New York Times blogger Dan Schnur argues today that questioning working-class voters' vote against their own economic interests amounts to liberal elitism and that Democrats just don't get it about the importance of values.

He makes a good point that non-economic matters
drive the cultural-values voting behavior of both poor conservative
people and rich liberal people. But
Schnur says there's a double standard -- in questioning those cultural-issues-based-voting by poor, working class people, and not questioning cultural-issues-based voting by those in Martha's Vinyard or Beverly Hills.

Rich liberal people aren't voting their economic interests when
they are voting on "cultural issues" that require money and taxes.
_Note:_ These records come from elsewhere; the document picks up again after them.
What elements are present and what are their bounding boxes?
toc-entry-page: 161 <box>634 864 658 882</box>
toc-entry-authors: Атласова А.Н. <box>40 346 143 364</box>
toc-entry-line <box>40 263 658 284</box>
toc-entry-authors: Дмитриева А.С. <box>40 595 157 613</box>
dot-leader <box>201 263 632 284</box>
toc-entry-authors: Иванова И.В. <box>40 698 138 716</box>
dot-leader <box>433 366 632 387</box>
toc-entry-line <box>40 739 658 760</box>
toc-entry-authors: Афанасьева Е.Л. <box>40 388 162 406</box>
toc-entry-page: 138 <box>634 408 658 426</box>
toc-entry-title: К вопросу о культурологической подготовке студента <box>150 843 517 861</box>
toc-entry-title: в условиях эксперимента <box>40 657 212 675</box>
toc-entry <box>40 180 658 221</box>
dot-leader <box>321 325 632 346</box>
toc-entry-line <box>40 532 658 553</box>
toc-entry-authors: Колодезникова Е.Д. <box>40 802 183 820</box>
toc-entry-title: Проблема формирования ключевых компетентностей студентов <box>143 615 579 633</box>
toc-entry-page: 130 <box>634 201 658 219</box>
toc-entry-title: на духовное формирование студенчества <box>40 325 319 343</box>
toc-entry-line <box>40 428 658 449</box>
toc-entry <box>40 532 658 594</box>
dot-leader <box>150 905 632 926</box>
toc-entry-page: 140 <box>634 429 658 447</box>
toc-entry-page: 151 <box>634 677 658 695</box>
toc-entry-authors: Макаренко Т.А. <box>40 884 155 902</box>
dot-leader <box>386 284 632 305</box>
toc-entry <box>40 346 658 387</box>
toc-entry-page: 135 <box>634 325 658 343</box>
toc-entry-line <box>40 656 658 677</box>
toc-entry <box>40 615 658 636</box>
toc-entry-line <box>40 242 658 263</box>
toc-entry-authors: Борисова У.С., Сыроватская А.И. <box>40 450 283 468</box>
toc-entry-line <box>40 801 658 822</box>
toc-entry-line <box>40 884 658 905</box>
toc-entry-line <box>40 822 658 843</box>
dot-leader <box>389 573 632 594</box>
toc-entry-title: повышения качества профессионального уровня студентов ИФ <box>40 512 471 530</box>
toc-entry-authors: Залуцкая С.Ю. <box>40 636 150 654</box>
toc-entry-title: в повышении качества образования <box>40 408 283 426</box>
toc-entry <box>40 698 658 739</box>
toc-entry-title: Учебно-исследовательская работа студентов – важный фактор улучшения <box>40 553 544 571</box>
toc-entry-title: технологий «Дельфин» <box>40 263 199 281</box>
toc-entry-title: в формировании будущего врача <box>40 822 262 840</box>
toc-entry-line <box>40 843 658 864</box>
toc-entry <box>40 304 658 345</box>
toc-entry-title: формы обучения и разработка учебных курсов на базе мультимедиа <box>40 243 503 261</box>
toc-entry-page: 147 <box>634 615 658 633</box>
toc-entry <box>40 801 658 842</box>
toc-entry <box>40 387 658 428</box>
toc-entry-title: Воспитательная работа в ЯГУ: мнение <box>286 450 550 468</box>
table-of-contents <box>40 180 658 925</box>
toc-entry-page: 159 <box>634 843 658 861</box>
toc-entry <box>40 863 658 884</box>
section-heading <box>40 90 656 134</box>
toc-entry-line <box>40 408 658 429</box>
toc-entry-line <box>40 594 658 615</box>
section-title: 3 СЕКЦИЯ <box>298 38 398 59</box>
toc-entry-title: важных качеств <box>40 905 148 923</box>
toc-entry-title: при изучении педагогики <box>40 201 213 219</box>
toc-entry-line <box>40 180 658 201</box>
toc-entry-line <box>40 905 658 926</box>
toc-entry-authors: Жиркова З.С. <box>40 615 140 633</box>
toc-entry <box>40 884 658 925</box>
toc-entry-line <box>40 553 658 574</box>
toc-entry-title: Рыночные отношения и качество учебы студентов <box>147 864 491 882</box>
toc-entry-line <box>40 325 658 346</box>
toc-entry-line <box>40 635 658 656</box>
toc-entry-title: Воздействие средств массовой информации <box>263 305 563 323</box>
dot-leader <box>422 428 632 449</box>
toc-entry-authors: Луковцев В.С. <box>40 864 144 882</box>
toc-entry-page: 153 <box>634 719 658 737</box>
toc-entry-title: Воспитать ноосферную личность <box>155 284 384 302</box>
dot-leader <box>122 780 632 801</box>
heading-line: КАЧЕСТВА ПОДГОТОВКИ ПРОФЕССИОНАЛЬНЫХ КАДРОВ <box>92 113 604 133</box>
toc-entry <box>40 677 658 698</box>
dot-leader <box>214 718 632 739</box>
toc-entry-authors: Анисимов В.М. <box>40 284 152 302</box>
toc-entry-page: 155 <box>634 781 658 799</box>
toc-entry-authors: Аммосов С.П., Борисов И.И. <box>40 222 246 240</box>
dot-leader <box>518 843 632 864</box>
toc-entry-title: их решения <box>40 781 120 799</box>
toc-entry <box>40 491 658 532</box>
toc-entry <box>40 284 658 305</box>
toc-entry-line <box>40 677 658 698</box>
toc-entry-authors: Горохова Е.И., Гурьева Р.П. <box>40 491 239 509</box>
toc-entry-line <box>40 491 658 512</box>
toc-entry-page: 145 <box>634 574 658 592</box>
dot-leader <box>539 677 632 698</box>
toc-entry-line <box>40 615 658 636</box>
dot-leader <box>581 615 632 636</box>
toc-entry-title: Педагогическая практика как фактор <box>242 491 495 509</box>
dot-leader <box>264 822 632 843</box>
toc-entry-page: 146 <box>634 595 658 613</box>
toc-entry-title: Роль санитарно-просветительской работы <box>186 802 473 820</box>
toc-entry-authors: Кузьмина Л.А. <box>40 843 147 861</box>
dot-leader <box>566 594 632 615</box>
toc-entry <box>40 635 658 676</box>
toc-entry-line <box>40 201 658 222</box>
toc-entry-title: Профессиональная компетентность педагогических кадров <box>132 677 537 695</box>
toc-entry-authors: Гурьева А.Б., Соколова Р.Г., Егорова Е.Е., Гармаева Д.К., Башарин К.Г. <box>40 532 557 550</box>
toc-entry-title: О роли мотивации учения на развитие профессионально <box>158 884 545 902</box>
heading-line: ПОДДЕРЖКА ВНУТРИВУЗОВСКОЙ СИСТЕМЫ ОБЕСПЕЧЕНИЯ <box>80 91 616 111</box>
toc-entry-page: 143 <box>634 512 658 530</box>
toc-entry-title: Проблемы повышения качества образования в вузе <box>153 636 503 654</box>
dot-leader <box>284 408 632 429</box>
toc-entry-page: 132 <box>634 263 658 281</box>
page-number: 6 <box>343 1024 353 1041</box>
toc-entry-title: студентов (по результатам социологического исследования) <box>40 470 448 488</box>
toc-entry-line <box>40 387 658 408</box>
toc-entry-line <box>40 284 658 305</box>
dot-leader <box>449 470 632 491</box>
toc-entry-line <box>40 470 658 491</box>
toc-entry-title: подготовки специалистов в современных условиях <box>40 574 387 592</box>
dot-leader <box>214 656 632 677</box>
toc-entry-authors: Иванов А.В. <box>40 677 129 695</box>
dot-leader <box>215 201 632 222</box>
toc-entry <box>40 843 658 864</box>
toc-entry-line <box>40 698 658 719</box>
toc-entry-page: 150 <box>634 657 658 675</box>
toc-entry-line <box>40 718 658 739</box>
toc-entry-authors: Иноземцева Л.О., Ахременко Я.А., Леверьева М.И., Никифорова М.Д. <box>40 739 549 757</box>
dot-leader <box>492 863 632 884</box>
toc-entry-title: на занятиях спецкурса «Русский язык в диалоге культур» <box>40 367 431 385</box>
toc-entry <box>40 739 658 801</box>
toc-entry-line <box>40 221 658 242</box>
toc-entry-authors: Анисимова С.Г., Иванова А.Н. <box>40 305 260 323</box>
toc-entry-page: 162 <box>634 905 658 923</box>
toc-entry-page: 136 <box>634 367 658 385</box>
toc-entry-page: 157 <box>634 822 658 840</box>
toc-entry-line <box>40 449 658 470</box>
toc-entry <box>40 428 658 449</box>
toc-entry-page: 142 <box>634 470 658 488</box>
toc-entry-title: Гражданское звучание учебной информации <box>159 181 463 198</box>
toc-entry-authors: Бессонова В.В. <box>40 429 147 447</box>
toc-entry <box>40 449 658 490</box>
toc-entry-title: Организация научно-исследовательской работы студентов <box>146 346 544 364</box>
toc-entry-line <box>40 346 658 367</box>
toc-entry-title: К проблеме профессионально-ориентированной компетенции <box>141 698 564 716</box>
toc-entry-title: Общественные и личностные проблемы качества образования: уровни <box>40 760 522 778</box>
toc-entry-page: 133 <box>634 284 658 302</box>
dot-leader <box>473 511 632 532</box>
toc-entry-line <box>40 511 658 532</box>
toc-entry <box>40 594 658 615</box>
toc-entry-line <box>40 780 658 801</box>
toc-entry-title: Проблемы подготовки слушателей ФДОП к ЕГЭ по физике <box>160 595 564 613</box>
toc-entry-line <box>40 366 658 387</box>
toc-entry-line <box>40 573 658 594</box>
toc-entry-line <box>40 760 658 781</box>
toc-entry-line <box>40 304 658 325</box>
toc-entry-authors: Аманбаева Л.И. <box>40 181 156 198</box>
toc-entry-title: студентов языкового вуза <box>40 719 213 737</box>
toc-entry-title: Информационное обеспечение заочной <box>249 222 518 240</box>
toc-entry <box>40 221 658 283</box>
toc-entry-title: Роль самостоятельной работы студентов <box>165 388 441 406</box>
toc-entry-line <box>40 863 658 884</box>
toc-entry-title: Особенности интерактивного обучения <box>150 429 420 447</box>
But rich people have far more latitude to vote against their own economic  interests... call it noblesse oblige in honor of the Titanic anniversary ... because they can afford to. So I do not see it as  wrong to question the motivations of those who against their own economic interests who CAN'T really afford to do so. It becomes more crucial and more interesting. Questioning that voting behavior is observation, not an "insult" to the underclass of America, or the blue-collar worker just trying to get by.

Obama said they vote on softer issues because they're bitter, or hopeless, about money, and why shouldn't they be? What president has done ANYTHING for them lately? Or for me, the middle class wage-earner, for that matter? If underclass and middle class voters had any sense, we'd all vote for the candidate who best supports unions, higher wages and better working conditions.

The argument becomes circular. Poor conservative people are hopeless and bitter, so they vote on issues other than pay, and then those cultural issues become prominent and nobody does anything for them economically because economics is not what got those votes. Guns and abortion and opposition to gay marriage got them those votes. So politicians have carte-blanche to continue to blather about guns and abortion and gay people and do nothing economically for the people who elected them ... their base, as it were.

I think the circle breaks down if, say, the liberal rich Democrat votes against his or her pocketbook and for, say, initiatives on global warming. If those initiatives rise to the forefront, are they going to complain about their taxes being raised? Probably, yes. But they don't have to. They can afford the higher taxes. Cultural issues are gravy.

I haven't put this very well. But suffice it to say that when candidates talk about voting behavior they are following social science. They're not trying to insult anyone. Obama calling this electorate 'bitter' is hardly revolutionary with the president having only 28 percent approval and the country having long rejected the still ongoing, and seemingly endless, Iraq war.

The NYT editorial page sums up the whole silliness of Democrats talking about duck blinds, shots of whiskey and God. That's Republican territory. How'd they get there?

Maybe what we need to do is redefine cultural values, and value-based issues. Values aren't just what one pundit ... or American political party ... decides they are. Yes, values include marriage, the constitutional right to bear arms, the constitutional right to practice the religion of your choice. Values also include inclusion, equal opportunity, tolerance and peace.